Hasard ordnete die Gruppen neu. „Ich leite die eine Abteilung“, sagte er zu den Männern. „Ben die andere. Hasard und Philip, ihr bleibt bei mir, außerdem begleiten mich Dan O’Flynn, Shane, Gary Andrews, Batuti, Matt Davies, Ed Carberry, Stenmark, der Kutscher und Blacky. Ben, du hast also Ferris, Pete Ballie, Al Conroy, Smoky, Sam Roskill, Bob Grey, Will Thorne, Old Donegal, Jeff Bowie, Bill und Luke Morgan unter deinem Kommando.“
„Aye, Sir“, sagte sein Erster Offizier und Bootsmann.

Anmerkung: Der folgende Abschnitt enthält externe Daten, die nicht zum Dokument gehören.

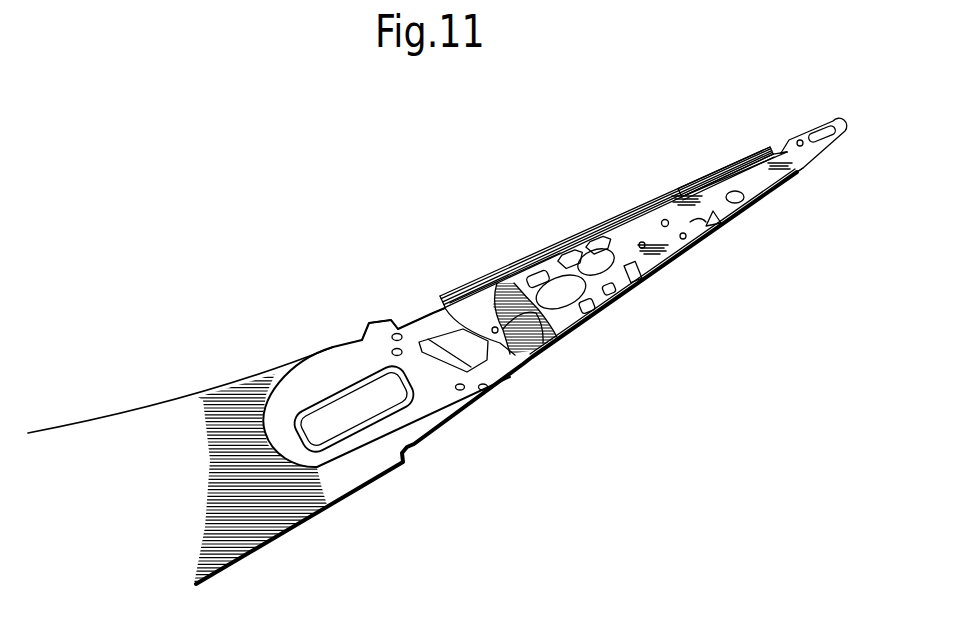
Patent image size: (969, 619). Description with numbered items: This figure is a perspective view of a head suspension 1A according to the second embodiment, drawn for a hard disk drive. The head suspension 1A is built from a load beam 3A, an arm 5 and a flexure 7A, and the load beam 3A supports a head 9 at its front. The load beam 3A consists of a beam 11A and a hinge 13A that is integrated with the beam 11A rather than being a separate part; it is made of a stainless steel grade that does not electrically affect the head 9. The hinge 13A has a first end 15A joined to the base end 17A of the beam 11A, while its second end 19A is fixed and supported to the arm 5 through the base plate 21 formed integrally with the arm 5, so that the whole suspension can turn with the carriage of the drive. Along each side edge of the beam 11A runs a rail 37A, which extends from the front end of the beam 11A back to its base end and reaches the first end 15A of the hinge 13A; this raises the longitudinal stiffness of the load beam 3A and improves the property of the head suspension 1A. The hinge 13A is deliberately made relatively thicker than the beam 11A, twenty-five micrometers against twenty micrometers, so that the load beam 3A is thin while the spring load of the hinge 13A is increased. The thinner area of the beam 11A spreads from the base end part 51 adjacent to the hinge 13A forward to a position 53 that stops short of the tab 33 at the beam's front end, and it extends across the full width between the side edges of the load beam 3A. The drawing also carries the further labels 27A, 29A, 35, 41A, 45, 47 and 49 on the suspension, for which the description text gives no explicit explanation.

The head suspension 1A is at (580, 150).
The load beam 3A is at (673, 183).
The arm 5 is at (128, 408).
The flexure 7A is at (517, 252).
The head 9 is at (753, 173).
The beam 11A is at (625, 243).
The hinge 13A is at (415, 320).
The first end of the hinge 15A is at (462, 323).
The base end of the beam 17A is at (570, 350).
The second end of the hinge 19A is at (315, 378).
The base plate 21 is at (275, 378).
The end portion 27A is at (803, 183).
The hole 29A is at (690, 222).
The tab 33 is at (822, 122).
The hole 35 is at (733, 192).
The rail 37A is at (541, 236).
The holes 41A is at (460, 391).
The window 45 is at (453, 343).
The tab 47 is at (362, 333).
The projection 49 is at (713, 217).
The base end part of the beam 51 is at (533, 367).
The position short of the tab 53 is at (760, 178).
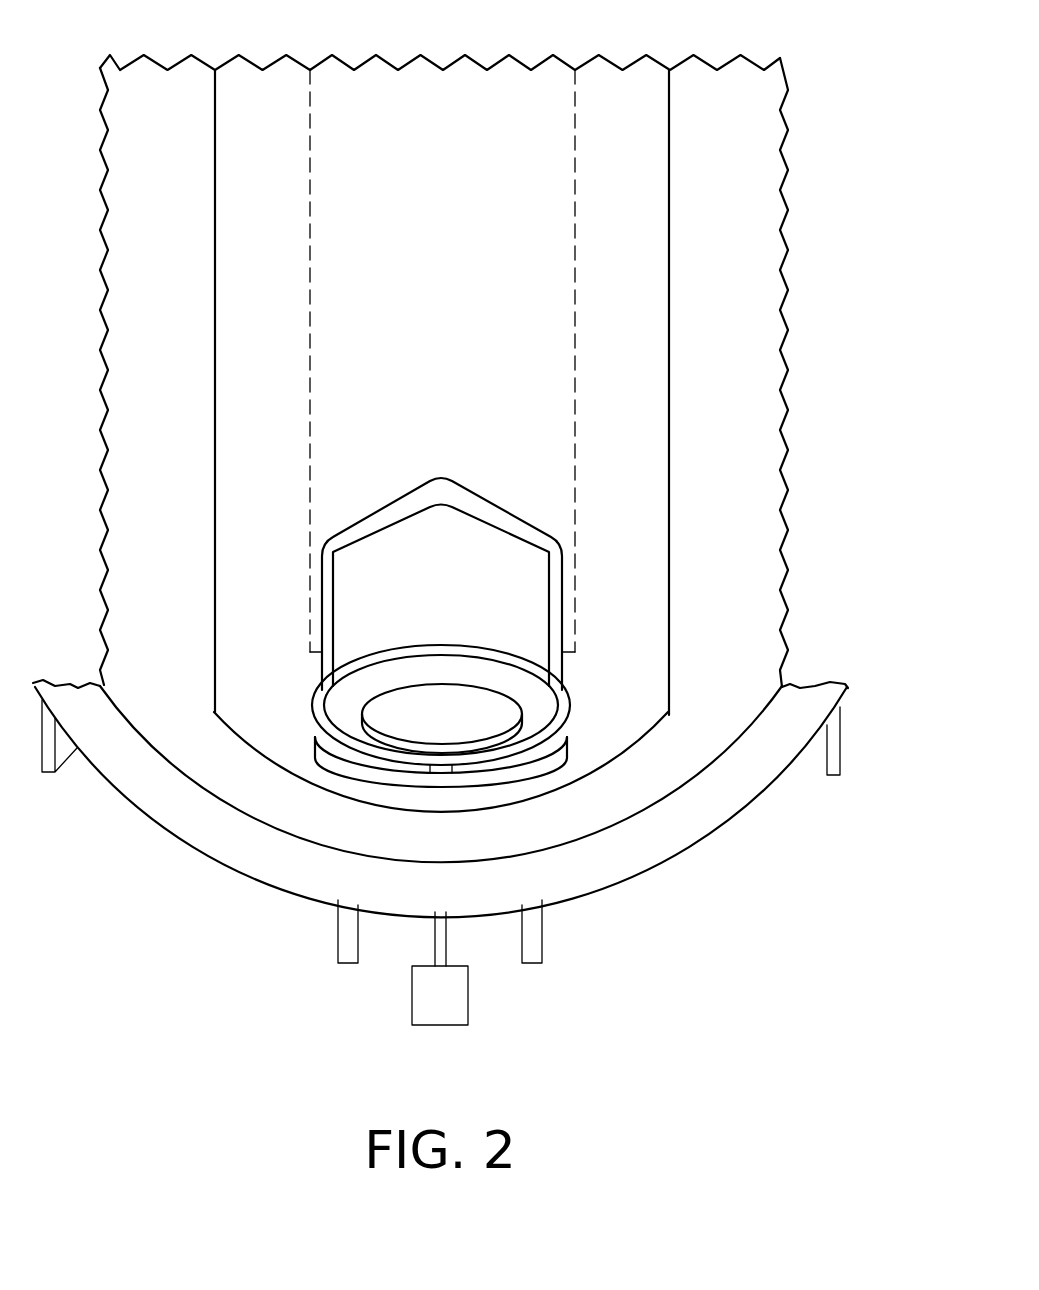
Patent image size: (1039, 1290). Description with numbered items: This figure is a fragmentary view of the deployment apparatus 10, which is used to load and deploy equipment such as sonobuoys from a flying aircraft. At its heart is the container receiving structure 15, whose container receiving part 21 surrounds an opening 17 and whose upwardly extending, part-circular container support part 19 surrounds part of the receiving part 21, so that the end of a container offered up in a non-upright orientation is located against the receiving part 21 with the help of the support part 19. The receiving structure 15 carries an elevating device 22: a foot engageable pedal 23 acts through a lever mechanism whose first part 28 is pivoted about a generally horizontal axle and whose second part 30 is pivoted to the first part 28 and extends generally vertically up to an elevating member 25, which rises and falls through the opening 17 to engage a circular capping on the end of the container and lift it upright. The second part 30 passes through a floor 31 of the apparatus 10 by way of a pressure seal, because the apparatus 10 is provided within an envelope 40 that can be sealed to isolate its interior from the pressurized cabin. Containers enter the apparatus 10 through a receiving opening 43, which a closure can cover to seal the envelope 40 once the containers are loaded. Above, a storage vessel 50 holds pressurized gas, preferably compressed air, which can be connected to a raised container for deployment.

The deployment apparatus 10 is at (793, 372).
The container receiving structure 15 is at (293, 714).
The opening 17 is at (542, 712).
The container support part 19 is at (426, 594).
The container receiving part 21 is at (360, 762).
The elevating device 22 is at (487, 1000).
The foot engageable pedal 23 is at (438, 1018).
The elevating member 25 is at (424, 737).
The first part 28 is at (433, 940).
The second part 30 is at (441, 773).
The floor 31 is at (573, 772).
The envelope 40 is at (742, 518).
The receiving opening 43 is at (215, 283).
The storage vessel 50 is at (430, 90).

„Und was wird aus Arwenack?“ fragte Philip junior, einer der Zwillinge.
„Der bleibt natürlich bei uns“, erwiderte Dan O’Flynn.
Der Schimpanse hockte denn auch schon zwischen Dan und Batuti auf dem Sand und wartete darauf, daß man in die Boote kletterte. Sir John, der Papagei, saß wie üblich auf der Schulter des Profos’, und somit war von vornherein geregelt, welcher Gruppe er zugeteilt war.

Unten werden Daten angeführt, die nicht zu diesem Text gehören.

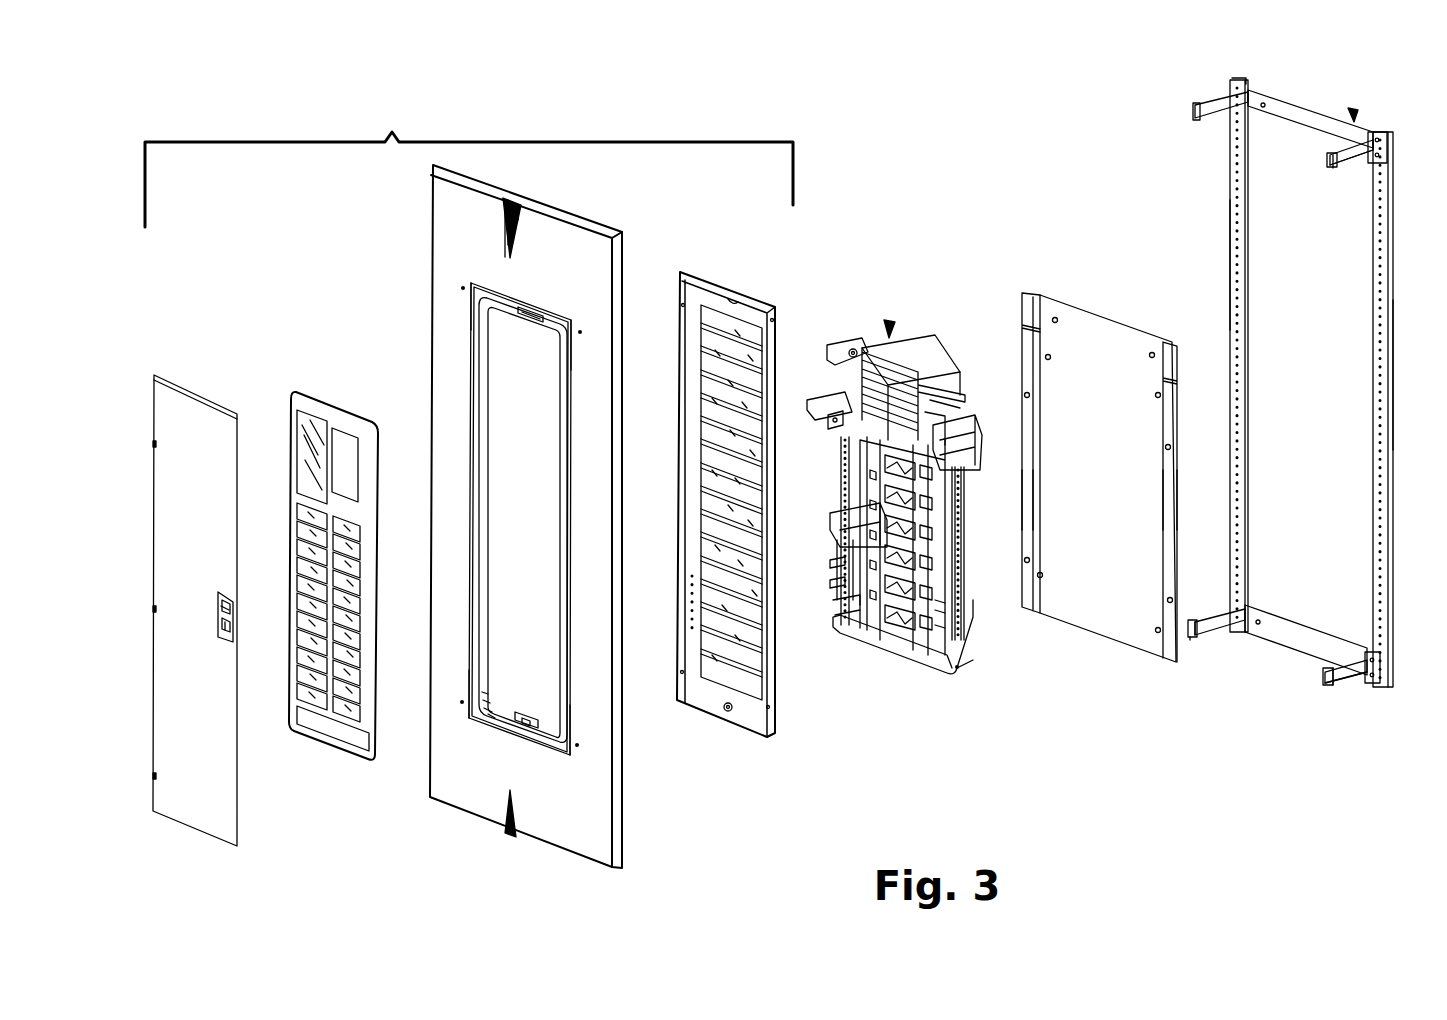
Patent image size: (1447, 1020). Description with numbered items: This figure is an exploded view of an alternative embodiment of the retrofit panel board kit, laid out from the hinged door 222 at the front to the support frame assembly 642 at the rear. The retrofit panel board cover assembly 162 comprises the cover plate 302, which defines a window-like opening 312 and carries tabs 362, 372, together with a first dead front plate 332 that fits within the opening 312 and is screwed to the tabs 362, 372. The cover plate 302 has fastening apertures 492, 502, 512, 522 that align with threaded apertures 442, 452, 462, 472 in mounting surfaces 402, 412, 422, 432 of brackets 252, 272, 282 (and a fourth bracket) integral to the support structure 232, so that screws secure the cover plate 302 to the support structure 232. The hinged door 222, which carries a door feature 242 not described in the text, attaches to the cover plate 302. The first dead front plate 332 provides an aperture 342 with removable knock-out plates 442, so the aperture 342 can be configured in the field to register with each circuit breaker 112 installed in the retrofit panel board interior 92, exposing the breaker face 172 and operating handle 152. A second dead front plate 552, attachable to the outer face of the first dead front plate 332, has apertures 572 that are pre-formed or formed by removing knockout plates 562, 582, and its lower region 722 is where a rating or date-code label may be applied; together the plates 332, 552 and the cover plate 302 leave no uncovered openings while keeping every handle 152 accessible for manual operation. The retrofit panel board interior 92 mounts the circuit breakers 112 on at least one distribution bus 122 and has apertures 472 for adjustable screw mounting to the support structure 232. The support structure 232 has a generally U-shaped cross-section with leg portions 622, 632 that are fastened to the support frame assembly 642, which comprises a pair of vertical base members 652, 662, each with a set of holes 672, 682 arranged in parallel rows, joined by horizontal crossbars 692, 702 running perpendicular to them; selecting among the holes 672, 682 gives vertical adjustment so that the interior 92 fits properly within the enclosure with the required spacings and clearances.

The retrofit panel board cover assembly 162 is at (469, 167).
The hinged door 222 is at (181, 421).
The door latch 242 is at (219, 625).
The second dead front plate 552 is at (341, 420).
The knockout plate 562 is at (350, 480).
The aperture 572 is at (309, 597).
The knockout plate 582 is at (348, 595).
The lower label panel 722 is at (346, 736).
The retrofit panel board cover plate 302 is at (543, 245).
The window-like opening 312 is at (525, 405).
The tab 362 is at (533, 318).
The tab 372 is at (527, 715).
The aperture 502 is at (463, 288).
The aperture 492 is at (580, 332).
The aperture 512 is at (462, 702).
The aperture 522 is at (577, 745).
The first dead front plate 332 is at (700, 278).
The aperture 342 is at (731, 593).
The threaded aperture 442 is at (752, 655).
The aperture 472 is at (850, 347).
The retrofit panel board interior 92 is at (890, 335).
The circuit breaker 112 is at (840, 500).
The face 172 is at (840, 530).
The operating handle 152 is at (843, 545).
The distribution bus 122 is at (957, 667).
The retrofit panel board interior support structure 232 is at (1080, 330).
The leg portion 622 is at (1170, 496).
The leg portion 632 is at (1022, 500).
The support frame assembly 642 is at (1354, 120).
The set of holes 682 is at (1236, 203).
The vertical base member 662 is at (1232, 262).
The set of holes 672 is at (1382, 268).
The vertical base member 652 is at (1388, 372).
The horizontal crossbar 692 is at (1283, 107).
The horizontal crossbar 702 is at (1297, 638).
The threaded aperture 452 is at (1195, 108).
The mounting surface 412 is at (1193, 112).
The bracket 252 is at (1380, 188).
The mounting surface 402 is at (1333, 168).
The bracket 272 is at (1210, 627).
The threaded aperture 462 is at (1190, 622).
The mounting surface 422 is at (1190, 640).
The bracket 282 is at (1365, 678).
The mounting surface 432 is at (1337, 684).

Die Männer stiegen in die Boote und begannen, die Masten zu richten. Die Reise konnte losgehen, sie warteten nur noch auf das Kommando des Seewolfs.
Die Boote legten vom Ufer ab und glitten nach Westen davon. Bei dem beständig wehenden Nordwind setzten die Männer die Segel, eine zügige Fahrt war ihnen vorerst gesichert. Jede Jolle verfügte über ein trapezförmiges Großsegel und eine Fock, die für einen recht beachtlichen Schub sorgten.
„Bei halbem Wind westwärts“, sagte der Kutscher. „Das hört sich fast poetisch an, nicht wahr?“
„Du mit deinen schlauen Sprüchen“, brummte Carberry. „Bete lieber, daß wir nicht absaufen, das ist viel wichtiger.“
Allerdings – beide Boote waren ziemlich überfüllt und hatten starken Tiefgang, hart an der Grenze des Zumutbaren. Irgendwie ging dies alles aber doch, und so begannen einige der Männer schon aufzuatmen, da ihnen der anstrengende, an Kraft und Nerven zehrende Marsch durch die Wüste erspart blieb.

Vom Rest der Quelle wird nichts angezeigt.